A source said the Yankees never got to the point of making an offer to Corbin or Eovaldi, who were free agents.
They did have some interest in Eovaldi, who pitched for them in 2015 and 2016. The righthander went 23-11 for them but had a 4.45 ERA, allowing 298 hits in 279 innings. His 2016 season ended when he had to undergo Tommy John surgery — Eovaldi was 9-8 with a 4.76 ERA at the time — and he was designated for assignment that November.
Eovaldi didn’t return until May 30 of this past season with the Rays, who traded him to the Red Sox at the non-waiver deadline in July.
Eovaldi routinely throws in the high 90s, consistently hits 100 mph and has developed a nasty cutter. He went 3-3 with a 3.33 ERA in 12 games (11 starts) with the Red Sox before really turning it on in the postseason, starring in the rotation and out of the bullpen. In six games (two starts) for Boston, Eovaldi was 2-1 with a 1.61 ERA.
“He was great to work with, always willing to make adjustments and try different things,” longtime Yankees pitching coach Larry Rothschild said in a phone interview during the World Series.
“He had great arm strength, obviously, but just the type of person he is I think sticks out. Most people that are around him would say the same thing. He’s always positive. I don’t know if he ever has a bad day. A lot of fun to be around and was a really good teammate for everybody.”
Cashman brought back CC Sabathia this offseason and traded for Mariners lefthander James Paxton. He very much desires to add one more starter and still has plenty of options.
Cashman has been engaged with the agent of lefthander J.A. Happ, a trade-deadline acquisition from Toronto, since the GM meetings in early November. Although Happ, 36, pitched poorly in Game 1 of the Division Series against the Red Sox, he went 7-0 with a 2.69 ERA in 11 starts with the Yankees.

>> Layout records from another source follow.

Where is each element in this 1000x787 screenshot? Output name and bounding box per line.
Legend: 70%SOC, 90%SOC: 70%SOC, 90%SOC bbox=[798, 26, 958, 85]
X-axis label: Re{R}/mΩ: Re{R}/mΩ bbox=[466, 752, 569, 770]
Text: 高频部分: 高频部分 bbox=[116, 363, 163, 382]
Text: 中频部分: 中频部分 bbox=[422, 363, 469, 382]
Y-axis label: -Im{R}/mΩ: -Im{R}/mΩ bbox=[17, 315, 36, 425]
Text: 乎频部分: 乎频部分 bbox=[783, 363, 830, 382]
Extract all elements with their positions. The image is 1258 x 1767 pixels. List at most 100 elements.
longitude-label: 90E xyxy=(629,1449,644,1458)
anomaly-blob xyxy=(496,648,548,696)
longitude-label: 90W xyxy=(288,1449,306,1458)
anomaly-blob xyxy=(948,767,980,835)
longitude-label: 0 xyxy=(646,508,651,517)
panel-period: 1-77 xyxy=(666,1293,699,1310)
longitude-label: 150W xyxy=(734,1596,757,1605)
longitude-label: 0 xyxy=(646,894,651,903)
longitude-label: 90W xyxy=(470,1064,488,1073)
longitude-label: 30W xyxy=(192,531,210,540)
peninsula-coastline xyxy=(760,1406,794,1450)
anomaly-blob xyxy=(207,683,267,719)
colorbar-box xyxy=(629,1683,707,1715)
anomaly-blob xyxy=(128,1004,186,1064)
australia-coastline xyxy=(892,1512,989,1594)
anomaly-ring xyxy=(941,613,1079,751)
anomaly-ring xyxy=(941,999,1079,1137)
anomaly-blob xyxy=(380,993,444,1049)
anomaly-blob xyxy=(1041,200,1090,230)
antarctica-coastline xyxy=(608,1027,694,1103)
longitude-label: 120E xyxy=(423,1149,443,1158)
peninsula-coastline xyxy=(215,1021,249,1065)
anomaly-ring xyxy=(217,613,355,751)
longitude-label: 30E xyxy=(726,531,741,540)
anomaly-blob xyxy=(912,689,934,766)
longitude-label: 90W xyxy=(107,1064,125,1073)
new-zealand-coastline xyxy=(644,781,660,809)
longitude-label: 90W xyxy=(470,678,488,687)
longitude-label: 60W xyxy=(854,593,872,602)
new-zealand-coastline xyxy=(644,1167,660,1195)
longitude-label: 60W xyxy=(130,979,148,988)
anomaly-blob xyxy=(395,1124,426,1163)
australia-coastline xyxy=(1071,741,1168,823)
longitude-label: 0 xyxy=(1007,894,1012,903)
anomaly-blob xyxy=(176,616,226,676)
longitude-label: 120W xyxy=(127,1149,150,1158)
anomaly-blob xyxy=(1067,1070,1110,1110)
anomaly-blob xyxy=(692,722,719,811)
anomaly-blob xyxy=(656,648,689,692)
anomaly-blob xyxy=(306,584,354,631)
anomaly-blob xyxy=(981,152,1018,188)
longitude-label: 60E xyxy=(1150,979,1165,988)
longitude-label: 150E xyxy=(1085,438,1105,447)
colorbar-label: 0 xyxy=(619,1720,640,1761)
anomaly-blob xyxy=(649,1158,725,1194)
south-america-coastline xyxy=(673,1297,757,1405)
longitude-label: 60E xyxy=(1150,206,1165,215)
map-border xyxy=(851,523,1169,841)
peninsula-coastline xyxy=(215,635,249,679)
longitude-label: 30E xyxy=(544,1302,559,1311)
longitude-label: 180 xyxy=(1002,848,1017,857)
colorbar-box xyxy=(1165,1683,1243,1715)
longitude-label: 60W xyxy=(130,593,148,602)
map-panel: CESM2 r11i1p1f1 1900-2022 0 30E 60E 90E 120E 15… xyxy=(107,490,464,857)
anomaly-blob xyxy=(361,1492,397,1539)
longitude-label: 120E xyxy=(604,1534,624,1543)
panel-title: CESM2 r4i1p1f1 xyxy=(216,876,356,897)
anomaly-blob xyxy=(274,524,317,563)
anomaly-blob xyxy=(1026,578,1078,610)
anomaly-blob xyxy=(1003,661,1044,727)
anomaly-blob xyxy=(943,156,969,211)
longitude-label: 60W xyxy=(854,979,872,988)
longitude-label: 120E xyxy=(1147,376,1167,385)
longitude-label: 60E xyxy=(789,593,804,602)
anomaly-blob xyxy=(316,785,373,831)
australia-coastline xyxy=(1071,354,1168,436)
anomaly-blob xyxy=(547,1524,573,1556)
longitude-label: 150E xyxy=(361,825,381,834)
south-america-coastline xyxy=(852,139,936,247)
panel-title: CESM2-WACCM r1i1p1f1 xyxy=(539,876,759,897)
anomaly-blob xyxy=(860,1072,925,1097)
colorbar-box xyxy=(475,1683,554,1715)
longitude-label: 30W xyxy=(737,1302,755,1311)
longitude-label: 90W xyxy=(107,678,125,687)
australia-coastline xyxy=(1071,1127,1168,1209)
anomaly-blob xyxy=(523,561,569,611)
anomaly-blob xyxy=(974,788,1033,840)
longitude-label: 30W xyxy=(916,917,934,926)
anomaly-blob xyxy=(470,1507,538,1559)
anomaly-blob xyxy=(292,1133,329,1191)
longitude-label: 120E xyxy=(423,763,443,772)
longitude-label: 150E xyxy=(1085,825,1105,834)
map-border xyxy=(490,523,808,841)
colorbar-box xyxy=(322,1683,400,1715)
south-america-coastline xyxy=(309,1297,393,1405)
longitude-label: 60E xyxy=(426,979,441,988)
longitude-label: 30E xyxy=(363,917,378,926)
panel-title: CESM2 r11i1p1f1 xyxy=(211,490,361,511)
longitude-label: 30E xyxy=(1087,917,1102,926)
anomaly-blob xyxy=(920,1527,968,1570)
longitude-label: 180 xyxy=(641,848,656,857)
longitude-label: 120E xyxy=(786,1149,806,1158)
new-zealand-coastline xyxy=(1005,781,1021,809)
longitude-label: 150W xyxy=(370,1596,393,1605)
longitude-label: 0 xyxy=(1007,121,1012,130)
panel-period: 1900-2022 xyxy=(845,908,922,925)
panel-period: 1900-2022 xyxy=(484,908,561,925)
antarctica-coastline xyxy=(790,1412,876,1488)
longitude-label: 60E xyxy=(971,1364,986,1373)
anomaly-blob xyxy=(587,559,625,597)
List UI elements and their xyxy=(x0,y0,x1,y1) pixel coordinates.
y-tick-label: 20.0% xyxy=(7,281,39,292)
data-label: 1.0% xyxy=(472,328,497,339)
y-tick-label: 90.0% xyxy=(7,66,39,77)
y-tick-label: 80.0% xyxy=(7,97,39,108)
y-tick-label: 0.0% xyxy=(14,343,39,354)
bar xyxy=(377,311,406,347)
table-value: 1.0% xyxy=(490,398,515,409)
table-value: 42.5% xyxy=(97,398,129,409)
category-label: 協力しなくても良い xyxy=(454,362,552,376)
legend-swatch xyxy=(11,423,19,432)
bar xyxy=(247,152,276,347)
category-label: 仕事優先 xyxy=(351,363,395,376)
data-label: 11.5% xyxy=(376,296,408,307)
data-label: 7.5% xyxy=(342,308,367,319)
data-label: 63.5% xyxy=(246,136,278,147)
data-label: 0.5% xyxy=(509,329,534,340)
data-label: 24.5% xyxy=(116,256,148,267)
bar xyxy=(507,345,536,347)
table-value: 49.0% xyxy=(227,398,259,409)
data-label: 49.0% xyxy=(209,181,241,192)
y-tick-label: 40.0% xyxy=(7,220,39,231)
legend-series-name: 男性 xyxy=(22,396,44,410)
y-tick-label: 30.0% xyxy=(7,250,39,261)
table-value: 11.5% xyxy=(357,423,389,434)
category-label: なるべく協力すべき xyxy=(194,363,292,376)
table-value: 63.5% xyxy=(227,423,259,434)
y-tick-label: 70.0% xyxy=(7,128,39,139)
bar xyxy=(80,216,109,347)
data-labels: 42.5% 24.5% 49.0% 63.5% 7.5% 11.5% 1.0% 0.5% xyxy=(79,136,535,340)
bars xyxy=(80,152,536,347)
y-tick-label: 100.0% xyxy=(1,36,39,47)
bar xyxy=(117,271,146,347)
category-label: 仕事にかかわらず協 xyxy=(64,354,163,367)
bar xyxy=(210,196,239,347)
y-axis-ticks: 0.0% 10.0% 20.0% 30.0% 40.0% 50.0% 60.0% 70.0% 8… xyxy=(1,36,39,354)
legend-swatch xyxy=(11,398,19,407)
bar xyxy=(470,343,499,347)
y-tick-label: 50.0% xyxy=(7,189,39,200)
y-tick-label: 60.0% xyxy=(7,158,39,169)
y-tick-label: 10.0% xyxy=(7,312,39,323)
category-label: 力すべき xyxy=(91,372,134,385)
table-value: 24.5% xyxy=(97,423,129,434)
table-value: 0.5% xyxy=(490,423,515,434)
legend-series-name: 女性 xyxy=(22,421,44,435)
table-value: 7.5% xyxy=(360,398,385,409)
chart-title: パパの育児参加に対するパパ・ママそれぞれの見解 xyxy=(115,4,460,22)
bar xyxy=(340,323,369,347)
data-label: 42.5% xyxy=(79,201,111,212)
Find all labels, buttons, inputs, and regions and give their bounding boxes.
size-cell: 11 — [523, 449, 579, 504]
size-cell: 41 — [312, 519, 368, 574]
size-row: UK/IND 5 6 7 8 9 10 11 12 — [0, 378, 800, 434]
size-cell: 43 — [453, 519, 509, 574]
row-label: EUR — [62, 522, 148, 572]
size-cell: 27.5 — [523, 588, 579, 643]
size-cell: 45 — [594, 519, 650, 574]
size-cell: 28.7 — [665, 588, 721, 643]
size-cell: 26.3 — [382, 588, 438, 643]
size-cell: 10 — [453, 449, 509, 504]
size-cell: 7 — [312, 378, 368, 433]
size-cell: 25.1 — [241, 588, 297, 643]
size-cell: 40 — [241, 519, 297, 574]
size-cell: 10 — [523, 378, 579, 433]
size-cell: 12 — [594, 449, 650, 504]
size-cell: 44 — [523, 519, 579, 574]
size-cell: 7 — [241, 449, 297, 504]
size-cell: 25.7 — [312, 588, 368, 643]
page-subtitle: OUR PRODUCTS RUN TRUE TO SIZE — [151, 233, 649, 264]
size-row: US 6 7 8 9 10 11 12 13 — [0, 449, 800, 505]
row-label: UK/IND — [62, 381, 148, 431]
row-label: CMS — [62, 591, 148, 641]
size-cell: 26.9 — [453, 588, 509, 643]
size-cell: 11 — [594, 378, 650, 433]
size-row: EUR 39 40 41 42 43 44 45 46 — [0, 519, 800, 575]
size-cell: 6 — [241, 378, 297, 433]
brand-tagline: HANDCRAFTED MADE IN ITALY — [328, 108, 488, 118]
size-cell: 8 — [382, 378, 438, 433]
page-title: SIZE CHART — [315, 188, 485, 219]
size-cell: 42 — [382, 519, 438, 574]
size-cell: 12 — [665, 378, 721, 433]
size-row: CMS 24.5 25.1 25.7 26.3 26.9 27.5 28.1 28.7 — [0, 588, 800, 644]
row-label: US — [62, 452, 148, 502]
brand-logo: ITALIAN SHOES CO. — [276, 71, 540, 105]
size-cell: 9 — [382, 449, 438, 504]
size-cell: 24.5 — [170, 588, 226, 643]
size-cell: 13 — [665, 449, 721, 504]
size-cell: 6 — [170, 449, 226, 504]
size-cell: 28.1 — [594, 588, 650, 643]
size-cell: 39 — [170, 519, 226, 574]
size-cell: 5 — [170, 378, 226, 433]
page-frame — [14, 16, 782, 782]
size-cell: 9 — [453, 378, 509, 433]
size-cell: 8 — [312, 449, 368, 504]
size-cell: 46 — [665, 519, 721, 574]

Free agents such as Dallas Keuchel, Charlie Morton, Lance Lynn and Wade Miley, among those available on the market, are possibilities.
With the winter meetings looming in Las Vegas next week, Cashman also is looking for bullpen depth. He would like to add infield insurance because shortstop Didi Gregorius is expected to miss at least the first two months of the season as he recovers from Tommy John surgery.
Cashman has remained in contact with the agent for infielder Manny Machado. As for the other top free agent, Bryce Harper, it is believed that there remains little to zero interest from the Yankees, with no meetings having taken place or scheduled with the outfielder.